El otro bajó el brazo, estornudó dos veces y dejó la pistola sobre la mesa. Parecía aliviado. Buscó en el bolso y sacó un habano de quince centímetros, grueso como un dedo, y una caja de fósforos de madera. La habitación se llenó de un perfume dulce y el cónsul tuvo la sensación de que le acariciaban el paladar con una pluma.
– Quedan pocos hombres de su estirpe, embajador. Puede contar conmigo.
– Empiece por explicarme qué hace aquí.
– Mire, su política de puertas abiertas es conmovedora, pero si no echa llave le van a robar hasta las velas.
– Ya me pasó. Lo escucho.
– Mi nombre es Theodore O'Connell, pero está lleno de irlandeses con ese apellido, así que puede llamarme como quiera.
Hizo una pausa y tiró una larga bocanada de humo azul.
– Tengo el honor de solicitar formalmente refugio político en su embajada.
Bertoldi se dejó caer en un sillón.
– Ah, no, se equivocó de puerta, señor mío: esto es un consulado.
– ¿Consulado?
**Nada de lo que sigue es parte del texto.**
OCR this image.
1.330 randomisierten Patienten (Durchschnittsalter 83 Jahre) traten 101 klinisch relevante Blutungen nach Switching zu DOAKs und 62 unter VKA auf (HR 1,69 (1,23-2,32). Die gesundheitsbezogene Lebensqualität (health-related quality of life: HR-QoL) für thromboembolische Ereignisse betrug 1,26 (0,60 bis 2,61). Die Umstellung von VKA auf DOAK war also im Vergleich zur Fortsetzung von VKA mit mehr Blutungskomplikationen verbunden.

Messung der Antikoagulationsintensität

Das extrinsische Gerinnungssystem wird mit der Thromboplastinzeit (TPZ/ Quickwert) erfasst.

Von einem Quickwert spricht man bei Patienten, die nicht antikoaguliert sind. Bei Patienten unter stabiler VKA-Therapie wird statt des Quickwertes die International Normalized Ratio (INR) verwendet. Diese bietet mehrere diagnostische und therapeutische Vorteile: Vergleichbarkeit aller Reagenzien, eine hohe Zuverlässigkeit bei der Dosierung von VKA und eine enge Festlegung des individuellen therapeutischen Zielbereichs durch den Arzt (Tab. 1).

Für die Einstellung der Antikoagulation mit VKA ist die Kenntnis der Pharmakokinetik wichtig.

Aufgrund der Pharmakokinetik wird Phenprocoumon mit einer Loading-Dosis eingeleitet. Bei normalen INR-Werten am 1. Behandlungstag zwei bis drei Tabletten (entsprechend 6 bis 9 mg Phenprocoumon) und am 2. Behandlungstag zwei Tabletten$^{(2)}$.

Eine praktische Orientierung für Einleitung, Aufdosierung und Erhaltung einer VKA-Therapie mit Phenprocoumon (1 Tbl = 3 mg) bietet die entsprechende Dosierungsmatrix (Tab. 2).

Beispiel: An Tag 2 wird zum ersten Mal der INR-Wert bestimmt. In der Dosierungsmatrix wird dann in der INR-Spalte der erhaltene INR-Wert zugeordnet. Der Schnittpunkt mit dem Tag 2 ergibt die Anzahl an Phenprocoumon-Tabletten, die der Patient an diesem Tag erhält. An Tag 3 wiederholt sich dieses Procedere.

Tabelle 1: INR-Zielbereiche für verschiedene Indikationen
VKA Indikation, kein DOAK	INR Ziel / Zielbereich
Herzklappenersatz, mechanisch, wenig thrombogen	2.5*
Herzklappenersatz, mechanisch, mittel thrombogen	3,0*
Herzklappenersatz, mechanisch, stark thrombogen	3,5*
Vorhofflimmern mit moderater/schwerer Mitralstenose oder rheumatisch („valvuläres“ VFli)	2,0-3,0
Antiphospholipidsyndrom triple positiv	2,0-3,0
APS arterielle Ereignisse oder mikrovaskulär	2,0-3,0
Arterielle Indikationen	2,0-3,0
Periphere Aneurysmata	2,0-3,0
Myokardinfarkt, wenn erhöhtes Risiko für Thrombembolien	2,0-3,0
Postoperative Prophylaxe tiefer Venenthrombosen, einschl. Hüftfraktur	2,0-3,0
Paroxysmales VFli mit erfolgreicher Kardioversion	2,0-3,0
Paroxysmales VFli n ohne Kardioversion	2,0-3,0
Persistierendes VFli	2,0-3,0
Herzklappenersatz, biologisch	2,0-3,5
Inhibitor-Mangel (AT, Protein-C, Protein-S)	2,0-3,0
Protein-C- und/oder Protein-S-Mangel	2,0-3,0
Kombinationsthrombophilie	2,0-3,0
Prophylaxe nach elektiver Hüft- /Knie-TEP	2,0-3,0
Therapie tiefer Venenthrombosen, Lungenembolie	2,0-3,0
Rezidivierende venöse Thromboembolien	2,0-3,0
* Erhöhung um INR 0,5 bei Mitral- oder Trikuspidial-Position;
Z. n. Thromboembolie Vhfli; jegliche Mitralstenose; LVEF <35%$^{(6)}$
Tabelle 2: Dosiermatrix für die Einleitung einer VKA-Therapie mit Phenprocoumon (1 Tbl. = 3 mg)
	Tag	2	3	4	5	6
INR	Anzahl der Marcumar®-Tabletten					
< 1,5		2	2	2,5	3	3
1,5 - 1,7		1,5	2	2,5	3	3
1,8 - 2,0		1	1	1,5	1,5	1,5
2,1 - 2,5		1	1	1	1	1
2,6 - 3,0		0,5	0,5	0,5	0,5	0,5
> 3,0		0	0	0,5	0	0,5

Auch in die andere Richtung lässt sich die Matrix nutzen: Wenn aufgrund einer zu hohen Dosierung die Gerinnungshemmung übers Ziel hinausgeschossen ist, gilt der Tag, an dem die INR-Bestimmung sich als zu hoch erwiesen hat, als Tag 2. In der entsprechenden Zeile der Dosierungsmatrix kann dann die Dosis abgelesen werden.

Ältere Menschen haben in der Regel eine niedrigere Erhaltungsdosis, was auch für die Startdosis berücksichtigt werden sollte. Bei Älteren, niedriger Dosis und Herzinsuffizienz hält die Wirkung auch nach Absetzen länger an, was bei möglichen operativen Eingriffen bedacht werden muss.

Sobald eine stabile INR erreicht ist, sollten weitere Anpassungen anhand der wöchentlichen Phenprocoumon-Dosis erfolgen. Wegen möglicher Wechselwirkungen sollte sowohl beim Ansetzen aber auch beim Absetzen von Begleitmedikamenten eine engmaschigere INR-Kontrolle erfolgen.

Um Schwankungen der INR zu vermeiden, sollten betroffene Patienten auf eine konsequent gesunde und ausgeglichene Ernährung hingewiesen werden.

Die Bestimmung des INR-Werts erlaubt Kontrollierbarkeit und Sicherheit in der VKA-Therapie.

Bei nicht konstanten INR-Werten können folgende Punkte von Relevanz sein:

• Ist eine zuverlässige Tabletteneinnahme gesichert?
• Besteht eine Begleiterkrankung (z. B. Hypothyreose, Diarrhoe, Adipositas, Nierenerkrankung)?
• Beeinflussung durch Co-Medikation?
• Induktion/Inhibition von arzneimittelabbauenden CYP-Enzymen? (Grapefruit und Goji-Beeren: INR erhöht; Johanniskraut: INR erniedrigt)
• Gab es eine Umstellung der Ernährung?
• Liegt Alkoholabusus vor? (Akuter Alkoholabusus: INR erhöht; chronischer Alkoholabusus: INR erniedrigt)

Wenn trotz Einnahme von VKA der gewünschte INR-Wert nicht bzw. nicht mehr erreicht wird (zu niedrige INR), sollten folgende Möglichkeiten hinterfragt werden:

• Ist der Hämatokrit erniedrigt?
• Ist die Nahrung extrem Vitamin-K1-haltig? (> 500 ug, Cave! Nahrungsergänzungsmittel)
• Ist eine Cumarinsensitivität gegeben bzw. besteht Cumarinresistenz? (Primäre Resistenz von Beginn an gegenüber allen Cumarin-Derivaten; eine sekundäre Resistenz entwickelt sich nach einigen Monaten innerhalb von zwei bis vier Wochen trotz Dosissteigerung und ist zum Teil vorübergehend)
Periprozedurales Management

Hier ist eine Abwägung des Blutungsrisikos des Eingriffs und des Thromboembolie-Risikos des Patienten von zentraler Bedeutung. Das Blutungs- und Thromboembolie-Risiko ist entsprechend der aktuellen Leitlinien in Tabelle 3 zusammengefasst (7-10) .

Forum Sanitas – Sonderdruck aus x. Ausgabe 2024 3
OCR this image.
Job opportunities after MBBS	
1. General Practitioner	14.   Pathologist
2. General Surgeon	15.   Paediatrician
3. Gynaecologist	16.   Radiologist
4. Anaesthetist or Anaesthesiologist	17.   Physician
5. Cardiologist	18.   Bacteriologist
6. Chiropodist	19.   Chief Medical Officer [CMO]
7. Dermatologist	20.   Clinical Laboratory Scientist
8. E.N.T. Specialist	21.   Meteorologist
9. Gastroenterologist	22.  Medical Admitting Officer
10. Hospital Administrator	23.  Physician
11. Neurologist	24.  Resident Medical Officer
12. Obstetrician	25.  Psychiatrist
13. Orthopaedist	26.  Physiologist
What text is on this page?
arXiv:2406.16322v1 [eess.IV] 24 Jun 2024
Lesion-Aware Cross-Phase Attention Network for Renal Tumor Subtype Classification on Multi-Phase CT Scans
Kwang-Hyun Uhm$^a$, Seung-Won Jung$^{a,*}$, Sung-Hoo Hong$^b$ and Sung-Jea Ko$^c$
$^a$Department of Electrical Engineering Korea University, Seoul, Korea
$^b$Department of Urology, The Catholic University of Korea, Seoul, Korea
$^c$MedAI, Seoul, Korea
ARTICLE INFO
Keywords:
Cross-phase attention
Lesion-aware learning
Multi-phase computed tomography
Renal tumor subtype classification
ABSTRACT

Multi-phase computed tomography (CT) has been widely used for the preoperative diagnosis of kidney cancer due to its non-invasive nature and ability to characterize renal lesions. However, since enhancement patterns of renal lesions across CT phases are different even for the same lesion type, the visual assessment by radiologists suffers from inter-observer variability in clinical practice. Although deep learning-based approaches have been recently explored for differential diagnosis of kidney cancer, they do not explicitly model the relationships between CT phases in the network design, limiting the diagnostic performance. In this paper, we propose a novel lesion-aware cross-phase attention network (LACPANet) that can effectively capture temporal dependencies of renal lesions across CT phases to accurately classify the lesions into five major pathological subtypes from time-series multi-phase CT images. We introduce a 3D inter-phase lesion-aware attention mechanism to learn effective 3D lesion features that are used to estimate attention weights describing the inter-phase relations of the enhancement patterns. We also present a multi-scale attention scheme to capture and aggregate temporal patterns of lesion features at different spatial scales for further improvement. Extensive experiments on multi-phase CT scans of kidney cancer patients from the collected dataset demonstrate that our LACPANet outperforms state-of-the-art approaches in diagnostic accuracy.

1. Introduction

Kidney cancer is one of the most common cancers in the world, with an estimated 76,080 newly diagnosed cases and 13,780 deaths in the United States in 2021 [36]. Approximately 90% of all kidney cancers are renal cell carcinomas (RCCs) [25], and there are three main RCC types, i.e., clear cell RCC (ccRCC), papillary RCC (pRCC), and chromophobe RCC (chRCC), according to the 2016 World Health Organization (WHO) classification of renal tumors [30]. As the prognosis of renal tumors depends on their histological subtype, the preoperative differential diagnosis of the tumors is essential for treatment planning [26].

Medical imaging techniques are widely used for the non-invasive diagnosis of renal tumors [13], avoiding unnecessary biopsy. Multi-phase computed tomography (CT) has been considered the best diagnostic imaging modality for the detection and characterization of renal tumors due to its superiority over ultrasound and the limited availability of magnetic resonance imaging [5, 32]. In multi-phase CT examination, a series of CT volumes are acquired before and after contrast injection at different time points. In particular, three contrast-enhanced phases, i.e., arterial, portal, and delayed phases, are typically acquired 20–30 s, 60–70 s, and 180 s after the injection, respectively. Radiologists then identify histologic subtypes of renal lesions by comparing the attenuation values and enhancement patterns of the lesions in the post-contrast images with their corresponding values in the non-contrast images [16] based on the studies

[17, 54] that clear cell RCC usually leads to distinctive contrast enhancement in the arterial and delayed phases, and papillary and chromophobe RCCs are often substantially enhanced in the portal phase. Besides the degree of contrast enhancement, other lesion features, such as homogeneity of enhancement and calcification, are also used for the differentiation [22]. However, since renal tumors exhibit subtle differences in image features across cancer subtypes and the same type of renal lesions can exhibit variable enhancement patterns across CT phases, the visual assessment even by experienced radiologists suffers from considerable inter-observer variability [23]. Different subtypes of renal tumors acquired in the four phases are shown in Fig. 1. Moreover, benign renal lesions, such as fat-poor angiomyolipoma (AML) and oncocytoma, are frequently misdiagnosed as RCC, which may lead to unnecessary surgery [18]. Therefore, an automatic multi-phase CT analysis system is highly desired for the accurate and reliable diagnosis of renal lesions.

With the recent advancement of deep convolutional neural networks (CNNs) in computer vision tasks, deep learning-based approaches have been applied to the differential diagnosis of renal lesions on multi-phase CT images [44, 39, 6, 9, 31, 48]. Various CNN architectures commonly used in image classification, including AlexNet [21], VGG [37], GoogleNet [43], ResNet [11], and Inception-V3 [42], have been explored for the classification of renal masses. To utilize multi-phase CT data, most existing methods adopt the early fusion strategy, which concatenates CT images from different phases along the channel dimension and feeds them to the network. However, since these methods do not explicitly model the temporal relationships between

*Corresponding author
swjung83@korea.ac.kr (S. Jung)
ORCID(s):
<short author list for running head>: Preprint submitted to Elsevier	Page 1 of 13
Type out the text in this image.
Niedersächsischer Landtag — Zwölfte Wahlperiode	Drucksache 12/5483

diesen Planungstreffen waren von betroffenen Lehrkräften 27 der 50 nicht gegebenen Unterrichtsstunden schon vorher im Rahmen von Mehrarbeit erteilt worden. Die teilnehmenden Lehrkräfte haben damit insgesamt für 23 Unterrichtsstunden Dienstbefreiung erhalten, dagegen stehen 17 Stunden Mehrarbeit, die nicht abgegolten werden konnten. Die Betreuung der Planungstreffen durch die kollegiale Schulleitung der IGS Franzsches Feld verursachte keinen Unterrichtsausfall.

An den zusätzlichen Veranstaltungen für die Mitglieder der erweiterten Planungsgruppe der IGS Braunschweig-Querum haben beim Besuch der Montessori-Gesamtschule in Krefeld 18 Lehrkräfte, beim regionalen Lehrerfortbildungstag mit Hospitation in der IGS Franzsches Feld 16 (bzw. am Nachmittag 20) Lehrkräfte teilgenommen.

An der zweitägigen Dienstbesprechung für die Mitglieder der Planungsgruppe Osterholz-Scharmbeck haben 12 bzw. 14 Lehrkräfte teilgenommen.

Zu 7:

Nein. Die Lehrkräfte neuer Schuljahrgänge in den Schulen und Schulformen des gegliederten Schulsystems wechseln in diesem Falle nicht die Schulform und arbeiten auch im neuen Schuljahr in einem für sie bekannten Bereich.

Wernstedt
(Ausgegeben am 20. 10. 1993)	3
Le pregunté a un tipo en elpuerto. Por la embajada de la Argentina, pregunté. ¿Correcto?
– Lo siento. Si se corre hasta el bulevar va a encontrar todas las que quiera. La de Suecia es buena.
– Estamos en la misma situación, embajador; ni usted ni yo vamos a poder mostramos en el bulevar por un tiempo.
– Cómo, ¿ya se habla de mí?
– Disculpe, creo que se le está desbordando la bañadera. Bertoldi hizo un gesto de fastidio y corrió a levantar el tapón de goma. El agua empezó a bajar mientras el charco que se había formado en el piso se iba por la rejilla.
– Ya sabe qué en un consulado no se puede dar asilo. ¿Tuvo problemas con el gobierno?
– Todavía no. ¿Un cigarrillo?
Hacía rato que el cónsul esperaba el ofrecimiento. Dejó que el irlandés le alcanzara fuego, paladeó el humo y lo tiró por la nariz. Cuando el agua bajó lo suficiente volvió a colocar el tapón y entró en la bañadera. De la repisa tomó un paquete de jabón en polvo y esparció un buen puñado a su alrededor. Después revolvió el agua con un brazo y se fue sentando con cuidado. Le ardían las raspaduras y apenas podía doblar el cuello.